"Bin dokuz yüz doksan"lı yıllarda başlayıp iki bin"le başlayan yılların başına devam eden süre içinde Türkiye Batılılaşmasının ürünü olan bölünmenin büsbütün"giderilmesi" değilse de sonuçlarının yumuşatılması mümkün olur muydu? Bana "mümkündü" gibi geliyor.
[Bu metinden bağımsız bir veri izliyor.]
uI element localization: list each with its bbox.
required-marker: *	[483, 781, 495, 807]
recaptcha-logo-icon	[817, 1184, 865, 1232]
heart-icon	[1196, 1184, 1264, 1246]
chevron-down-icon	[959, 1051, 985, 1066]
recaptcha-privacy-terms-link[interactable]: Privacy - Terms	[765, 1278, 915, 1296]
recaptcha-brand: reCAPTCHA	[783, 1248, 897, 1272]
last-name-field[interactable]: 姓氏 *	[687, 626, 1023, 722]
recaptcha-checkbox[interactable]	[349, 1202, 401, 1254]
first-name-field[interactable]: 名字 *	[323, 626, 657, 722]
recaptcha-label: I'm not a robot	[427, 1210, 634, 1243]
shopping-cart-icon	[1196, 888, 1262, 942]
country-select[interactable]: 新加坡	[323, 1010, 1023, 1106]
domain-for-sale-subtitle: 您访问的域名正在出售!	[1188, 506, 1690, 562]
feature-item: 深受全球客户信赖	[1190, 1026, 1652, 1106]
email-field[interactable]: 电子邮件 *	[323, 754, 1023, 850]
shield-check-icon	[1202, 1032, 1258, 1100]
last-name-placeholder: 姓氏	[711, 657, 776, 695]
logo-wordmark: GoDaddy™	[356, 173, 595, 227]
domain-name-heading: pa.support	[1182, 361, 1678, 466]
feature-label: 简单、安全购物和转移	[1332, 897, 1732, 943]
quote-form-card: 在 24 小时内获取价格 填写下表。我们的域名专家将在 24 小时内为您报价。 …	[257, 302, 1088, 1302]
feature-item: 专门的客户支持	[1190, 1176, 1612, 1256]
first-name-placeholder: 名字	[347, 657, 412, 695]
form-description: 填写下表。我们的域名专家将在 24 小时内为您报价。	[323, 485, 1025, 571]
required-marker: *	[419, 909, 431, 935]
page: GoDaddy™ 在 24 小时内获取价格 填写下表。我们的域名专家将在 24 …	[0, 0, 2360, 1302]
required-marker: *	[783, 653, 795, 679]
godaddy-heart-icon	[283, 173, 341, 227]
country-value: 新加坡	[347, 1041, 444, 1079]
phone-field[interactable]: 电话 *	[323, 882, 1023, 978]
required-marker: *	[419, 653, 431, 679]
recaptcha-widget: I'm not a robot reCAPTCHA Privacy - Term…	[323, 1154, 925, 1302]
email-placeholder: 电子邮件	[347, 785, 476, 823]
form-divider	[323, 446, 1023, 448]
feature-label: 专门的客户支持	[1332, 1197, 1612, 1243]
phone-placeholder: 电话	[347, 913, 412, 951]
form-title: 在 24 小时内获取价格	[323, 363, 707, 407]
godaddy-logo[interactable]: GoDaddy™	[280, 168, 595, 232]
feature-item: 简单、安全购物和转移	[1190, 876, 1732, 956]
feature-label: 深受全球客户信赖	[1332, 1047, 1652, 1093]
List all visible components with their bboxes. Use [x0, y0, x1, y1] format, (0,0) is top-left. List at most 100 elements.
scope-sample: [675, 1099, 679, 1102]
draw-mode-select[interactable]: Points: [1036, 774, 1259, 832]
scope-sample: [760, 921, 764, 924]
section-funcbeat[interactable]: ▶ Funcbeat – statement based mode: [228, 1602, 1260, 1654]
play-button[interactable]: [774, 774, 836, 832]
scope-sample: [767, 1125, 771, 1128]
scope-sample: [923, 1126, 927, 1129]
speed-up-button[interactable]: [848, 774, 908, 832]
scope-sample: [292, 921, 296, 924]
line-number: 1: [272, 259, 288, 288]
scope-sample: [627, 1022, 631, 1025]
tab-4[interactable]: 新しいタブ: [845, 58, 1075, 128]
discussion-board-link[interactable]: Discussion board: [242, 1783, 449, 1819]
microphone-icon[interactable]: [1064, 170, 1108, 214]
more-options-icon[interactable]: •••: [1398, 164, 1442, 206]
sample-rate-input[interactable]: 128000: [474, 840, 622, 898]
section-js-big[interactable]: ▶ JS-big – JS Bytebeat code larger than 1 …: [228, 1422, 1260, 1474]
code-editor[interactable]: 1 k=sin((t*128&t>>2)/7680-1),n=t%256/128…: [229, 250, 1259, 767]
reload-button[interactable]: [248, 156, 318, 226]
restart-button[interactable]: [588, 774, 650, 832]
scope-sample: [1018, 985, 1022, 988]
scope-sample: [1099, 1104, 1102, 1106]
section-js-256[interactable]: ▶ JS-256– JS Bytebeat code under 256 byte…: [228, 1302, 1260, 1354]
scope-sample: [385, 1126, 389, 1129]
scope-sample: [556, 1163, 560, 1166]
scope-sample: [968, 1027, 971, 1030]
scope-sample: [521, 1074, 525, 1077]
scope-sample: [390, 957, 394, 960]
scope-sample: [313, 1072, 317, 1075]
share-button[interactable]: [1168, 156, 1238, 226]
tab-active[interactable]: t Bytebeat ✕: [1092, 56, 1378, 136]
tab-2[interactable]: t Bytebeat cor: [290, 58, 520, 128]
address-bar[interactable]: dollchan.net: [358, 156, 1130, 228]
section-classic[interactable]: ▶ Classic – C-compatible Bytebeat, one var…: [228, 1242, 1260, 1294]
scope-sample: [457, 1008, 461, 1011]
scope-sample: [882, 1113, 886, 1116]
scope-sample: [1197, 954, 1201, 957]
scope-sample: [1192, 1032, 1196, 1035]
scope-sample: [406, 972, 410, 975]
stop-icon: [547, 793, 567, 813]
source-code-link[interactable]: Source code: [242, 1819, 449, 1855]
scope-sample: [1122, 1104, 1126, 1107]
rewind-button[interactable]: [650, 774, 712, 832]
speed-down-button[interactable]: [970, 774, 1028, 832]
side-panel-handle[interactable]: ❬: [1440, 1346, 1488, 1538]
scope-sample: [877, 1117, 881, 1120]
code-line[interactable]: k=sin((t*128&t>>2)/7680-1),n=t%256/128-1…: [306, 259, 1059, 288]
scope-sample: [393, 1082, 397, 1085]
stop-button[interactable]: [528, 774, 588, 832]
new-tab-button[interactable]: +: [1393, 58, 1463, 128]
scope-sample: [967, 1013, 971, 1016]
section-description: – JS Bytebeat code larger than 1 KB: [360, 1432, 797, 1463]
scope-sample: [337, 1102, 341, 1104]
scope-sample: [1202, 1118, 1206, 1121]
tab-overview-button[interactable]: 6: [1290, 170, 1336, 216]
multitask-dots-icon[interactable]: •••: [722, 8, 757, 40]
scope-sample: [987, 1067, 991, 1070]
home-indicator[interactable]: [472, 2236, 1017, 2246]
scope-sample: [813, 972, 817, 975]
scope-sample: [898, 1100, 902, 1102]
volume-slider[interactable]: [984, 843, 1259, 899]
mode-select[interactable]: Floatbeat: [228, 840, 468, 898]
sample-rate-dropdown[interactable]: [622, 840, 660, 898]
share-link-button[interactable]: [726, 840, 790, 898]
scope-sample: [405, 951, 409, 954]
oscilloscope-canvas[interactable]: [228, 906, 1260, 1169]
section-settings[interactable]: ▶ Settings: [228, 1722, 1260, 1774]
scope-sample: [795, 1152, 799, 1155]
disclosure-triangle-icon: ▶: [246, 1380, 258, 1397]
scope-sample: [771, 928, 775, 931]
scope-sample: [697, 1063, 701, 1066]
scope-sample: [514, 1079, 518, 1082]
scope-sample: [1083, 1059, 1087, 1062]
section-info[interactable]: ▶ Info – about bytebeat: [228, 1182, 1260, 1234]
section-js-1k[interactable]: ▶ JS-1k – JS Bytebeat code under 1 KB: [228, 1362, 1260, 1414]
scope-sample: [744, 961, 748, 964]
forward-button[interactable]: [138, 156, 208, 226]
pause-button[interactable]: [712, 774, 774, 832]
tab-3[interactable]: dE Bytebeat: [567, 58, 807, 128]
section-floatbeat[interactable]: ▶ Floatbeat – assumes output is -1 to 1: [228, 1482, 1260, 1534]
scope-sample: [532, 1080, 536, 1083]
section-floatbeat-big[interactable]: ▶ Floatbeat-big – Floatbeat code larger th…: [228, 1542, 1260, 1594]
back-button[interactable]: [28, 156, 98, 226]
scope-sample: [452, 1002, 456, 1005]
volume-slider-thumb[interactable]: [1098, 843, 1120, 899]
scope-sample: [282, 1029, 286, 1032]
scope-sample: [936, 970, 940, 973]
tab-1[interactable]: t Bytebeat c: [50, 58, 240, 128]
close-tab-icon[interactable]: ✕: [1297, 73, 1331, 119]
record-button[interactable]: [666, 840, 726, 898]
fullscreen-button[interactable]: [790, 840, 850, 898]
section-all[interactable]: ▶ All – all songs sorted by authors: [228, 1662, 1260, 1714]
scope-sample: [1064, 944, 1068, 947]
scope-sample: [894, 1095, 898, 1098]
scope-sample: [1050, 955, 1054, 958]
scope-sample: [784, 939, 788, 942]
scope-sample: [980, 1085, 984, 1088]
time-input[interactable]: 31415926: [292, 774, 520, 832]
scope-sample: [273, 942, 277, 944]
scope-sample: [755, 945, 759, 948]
Ama önce bunun niçin "gerekli" ya da "önemli" olduğu hakkında bir iki söz söyleyeyim. Böyle bir bölünme, gerçekleştiği toplum için çok sakıncalı sonuçlar üretebilir, çünkü bir toplum içinde iki ayrı ve birbirine düşman toplum yaratma potansiyeline sahiptir. Bunun tehlikesine dikkat çekerken toplumda herkesin her konuda "birlik ve beraberlik ruhu" içinde bulunmasının gereğini, hatta "iyi bir şey" olduğunu savunmuyorum. Elbette her konuda farklı görüşler olacak. Ancak bunun derecesi var; şimdi vardığımız kutuplaşma derecesinde yaşamanın sağlıklı bir durum olduğunu söylemek herhalde kabul edilir bir değerlendirme değil. Birkaç provokasyonla birbirini boğazlamaya hazır "taraflar" halinde yaşayan bir toplum kimseye salık verilecek bir varoluş biçimi getirmiyor.
Bu duruma bir son vermek üzere herhangi bir plan, program yoktu. Bu yönde bilinçli bir girişimden söz edemeyiz. Ama hayatın günübirlik akışı içinde değişen bir şeyler olmuştu.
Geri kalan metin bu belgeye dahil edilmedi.